We have to rethink our strategy. The country that supported the Genocide cannot be the one to dispense justice.
Ngoga observed that it was not surprising considering that France backed the Rwanda genocidal regime before 1994.
"There is more than enough evidence that we can't get genocide-related justice from France. The system continues to be influenced by elements that were in complicity with some of these suspects," he told The New Times.
Nsengiyumva was one of the founder members of the Congo-based Democratic Forces for the Liberation of Rwanda (FDLR), a group responsible for the Genocide, and was part of the interim government in Rwanda in 1994.
Although he has won his battle against extradition, Nsengiyumva still faces possible prosecution over his role at the height of the killings.

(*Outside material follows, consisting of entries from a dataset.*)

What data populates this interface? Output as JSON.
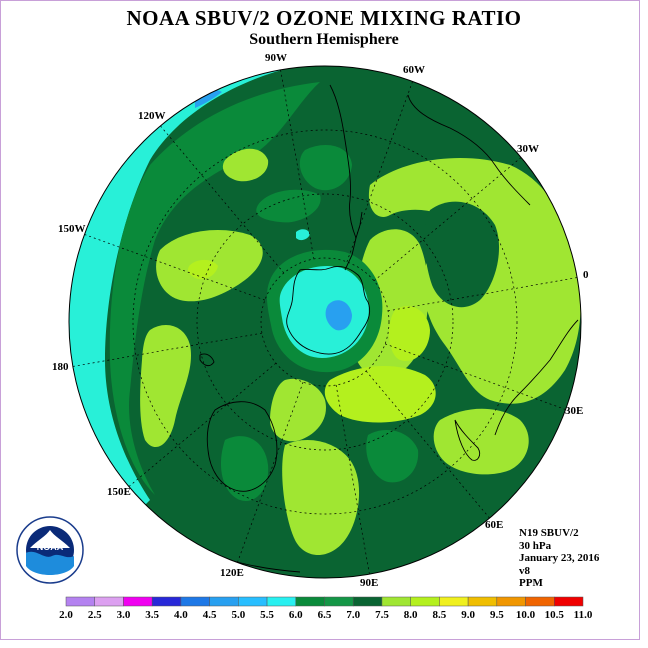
{
  "title": "NOAA SBUV/2 OZONE MIXING RATIO",
  "subtitle": "Southern Hemisphere",
  "longitude_labels": [
    "90W",
    "60W",
    "30W",
    "0",
    "30E",
    "60E",
    "90E",
    "120E",
    "150E",
    "180",
    "150W",
    "120W"
  ],
  "info": {
    "satellite": "N19 SBUV/2",
    "level": "30 hPa",
    "date": "January 23, 2016",
    "version": "v8",
    "units": "PPM"
  },
  "logo": {
    "text": "NOAA",
    "icon": "noaa-logo-icon"
  },
  "legend": {
    "ticks": [
      "2.0",
      "2.5",
      "3.0",
      "3.5",
      "4.0",
      "4.5",
      "5.0",
      "5.5",
      "6.0",
      "6.5",
      "7.0",
      "7.5",
      "8.0",
      "8.5",
      "9.0",
      "9.5",
      "10.0",
      "10.5",
      "11.0"
    ],
    "colors": [
      "#b482f0",
      "#dca0f0",
      "#f000f0",
      "#2828d8",
      "#1e78e6",
      "#28a0f0",
      "#28beff",
      "#28f0f0",
      "#0a8a3a",
      "#149646",
      "#0a6432",
      "#a0e632",
      "#b4f01e",
      "#f0f01e",
      "#f0be00",
      "#f09600",
      "#f06400",
      "#f00000",
      "#8c5a3c"
    ]
  },
  "colors": {
    "ocean_cyan": "#28f0d8",
    "frame": "#c8a0d8"
  }
}
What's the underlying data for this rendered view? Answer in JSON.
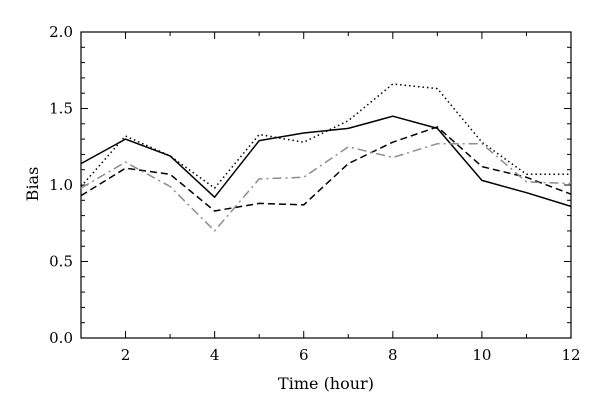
{
  "chart_data": {
    "type": "line",
    "title": "",
    "xlabel": "Time (hour)",
    "ylabel": "Bias",
    "xlim": [
      1,
      12
    ],
    "ylim": [
      0.0,
      2.0
    ],
    "xticks": [
      2,
      4,
      6,
      8,
      10,
      12
    ],
    "xtick_labels": [
      "2",
      "4",
      "6",
      "8",
      "10",
      "12"
    ],
    "yticks": [
      0.0,
      0.5,
      1.0,
      1.5,
      2.0
    ],
    "ytick_labels": [
      "0.0",
      "0.5",
      "1.0",
      "1.5",
      "2.0"
    ],
    "grid": false,
    "legend": "none",
    "x": [
      1,
      2,
      3,
      4,
      5,
      6,
      7,
      8,
      9,
      10,
      11,
      12
    ],
    "series": [
      {
        "style": "solid",
        "color": "#000000",
        "values": [
          1.14,
          1.3,
          1.19,
          0.92,
          1.29,
          1.34,
          1.37,
          1.45,
          1.37,
          1.03,
          0.95,
          0.86
        ]
      },
      {
        "style": "dotted",
        "color": "#000000",
        "values": [
          0.99,
          1.32,
          1.19,
          0.98,
          1.33,
          1.28,
          1.42,
          1.66,
          1.63,
          1.28,
          1.07,
          1.07
        ]
      },
      {
        "style": "dashed",
        "color": "#000000",
        "values": [
          0.93,
          1.11,
          1.07,
          0.83,
          0.88,
          0.87,
          1.14,
          1.28,
          1.38,
          1.12,
          1.05,
          0.94
        ]
      },
      {
        "style": "dashdot",
        "color": "#8c8c8c",
        "values": [
          0.98,
          1.15,
          0.99,
          0.7,
          1.04,
          1.05,
          1.25,
          1.18,
          1.27,
          1.27,
          1.02,
          1.01
        ]
      }
    ]
  }
}
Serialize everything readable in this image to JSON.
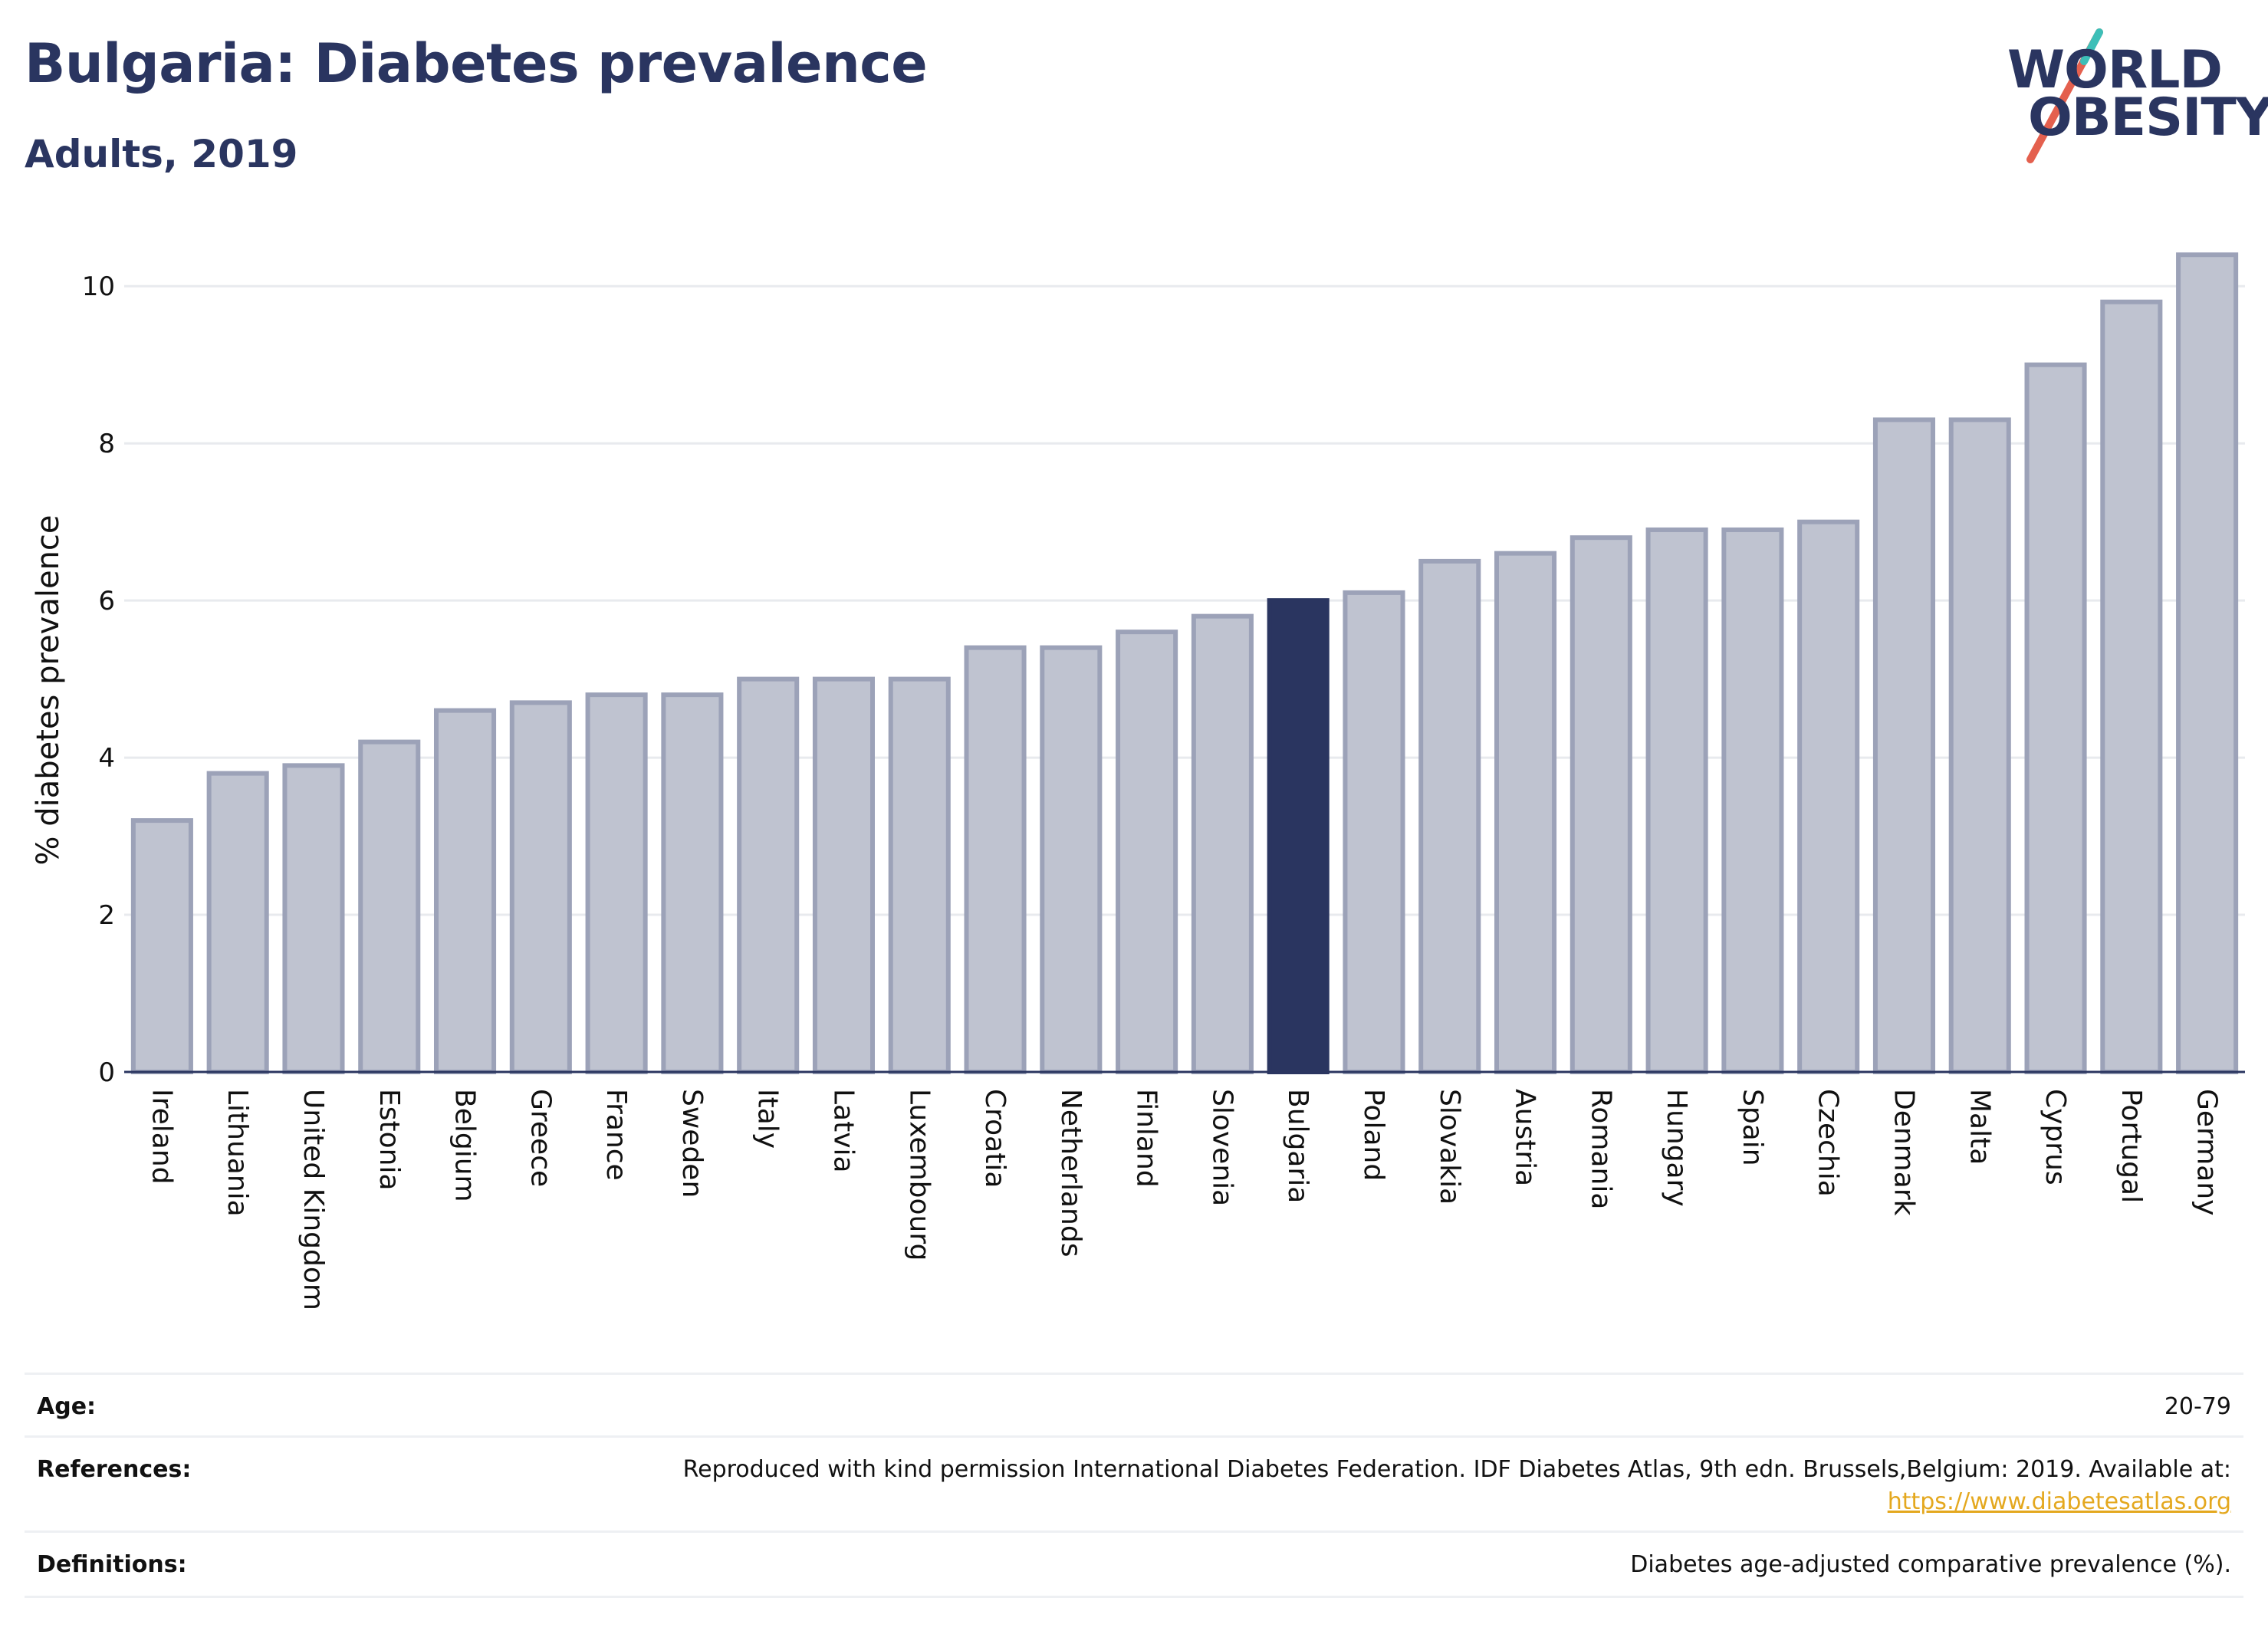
{
  "header": {
    "title": "Bulgaria: Diabetes prevalence",
    "subtitle": "Adults, 2019"
  },
  "logo": {
    "line1": "WORLD",
    "line2": "OBESITY",
    "colors": {
      "text": "#2a3560",
      "slash_teal": "#3dbfb8",
      "slash_red": "#e4604e"
    }
  },
  "colors": {
    "bar_default": "#bfc3d0",
    "bar_default_stroke": "#9ca2b8",
    "bar_highlight": "#2a3560",
    "grid": "#e8eaee",
    "axis": "#2a3560"
  },
  "chart_data": {
    "type": "bar",
    "title": "Bulgaria: Diabetes prevalence",
    "subtitle": "Adults, 2019",
    "xlabel": "",
    "ylabel": "% diabetes prevalence",
    "ylim": [
      0,
      10.5
    ],
    "yticks": [
      0,
      2,
      4,
      6,
      8,
      10
    ],
    "grid": true,
    "highlight": "Bulgaria",
    "categories": [
      "Ireland",
      "Lithuania",
      "United Kingdom",
      "Estonia",
      "Belgium",
      "Greece",
      "France",
      "Sweden",
      "Italy",
      "Latvia",
      "Luxembourg",
      "Croatia",
      "Netherlands",
      "Finland",
      "Slovenia",
      "Bulgaria",
      "Poland",
      "Slovakia",
      "Austria",
      "Romania",
      "Hungary",
      "Spain",
      "Czechia",
      "Denmark",
      "Malta",
      "Cyprus",
      "Portugal",
      "Germany"
    ],
    "values": [
      3.2,
      3.8,
      3.9,
      4.2,
      4.6,
      4.7,
      4.8,
      4.8,
      5.0,
      5.0,
      5.0,
      5.4,
      5.4,
      5.6,
      5.8,
      6.0,
      6.1,
      6.5,
      6.6,
      6.8,
      6.9,
      6.9,
      7.0,
      8.3,
      8.3,
      9.0,
      9.8,
      10.4
    ]
  },
  "info": {
    "age_label": "Age:",
    "age_value": "20-79",
    "references_label": "References:",
    "references_text": "Reproduced with kind permission International Diabetes Federation. IDF Diabetes Atlas, 9th edn. Brussels,Belgium: 2019. Available at:",
    "references_link": "https://www.diabetesatlas.org",
    "definitions_label": "Definitions:",
    "definitions_value": "Diabetes age-adjusted comparative prevalence (%)."
  }
}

However, Ngoga said, "I don't even believe prosecution of suspects would deliver any tangible results. We have to rethink our strategy. The country that supported the Genocide cannot be the one to dispense justice."
The court rejected the extradition request on the grounds that it could have been politically motivated, as the former minister's legal team argued.
But Ngoga dismissed this as baseless.
"It is ridiculous for anybody to suggest that these extradition requests are politically motivated. Those who think like that are totally off track. We have to understand and face the reality - that France lacks the will in all respects to get Genocide suspects to account," he said.
Rwanda has indicted 20 Genocide suspects living in France and officially asked for their extradition or try them on French soil if they cannot extradite them but France has not responded.
On Wednesday, France-based rights group, Collectif des Parties Civiles pour le Rwanda (CPCR), also said it was not surprised by the court's decision.
The group says its continuous pleas to the government of France to extradite the suspects to Rwanda or prosecute them in France have fallen on deaf ears.
Their most recent petition, on December 16, again highlighted the group's concern over their government offering known Rwandan Genocide suspects a safe haven.
In a press release e-mailed to The New Times on Thursday, the CPCR said: "As expected, once again, the judges of the Paris Court of Appeal refused to extradite the people suspected of having a heavy responsibility in the Genocide against the Tutsi in Rwanda. Petty Romanian criminals, Bulgarian or Polish and others, aligned before court that day would certainly not have received the same mercy!"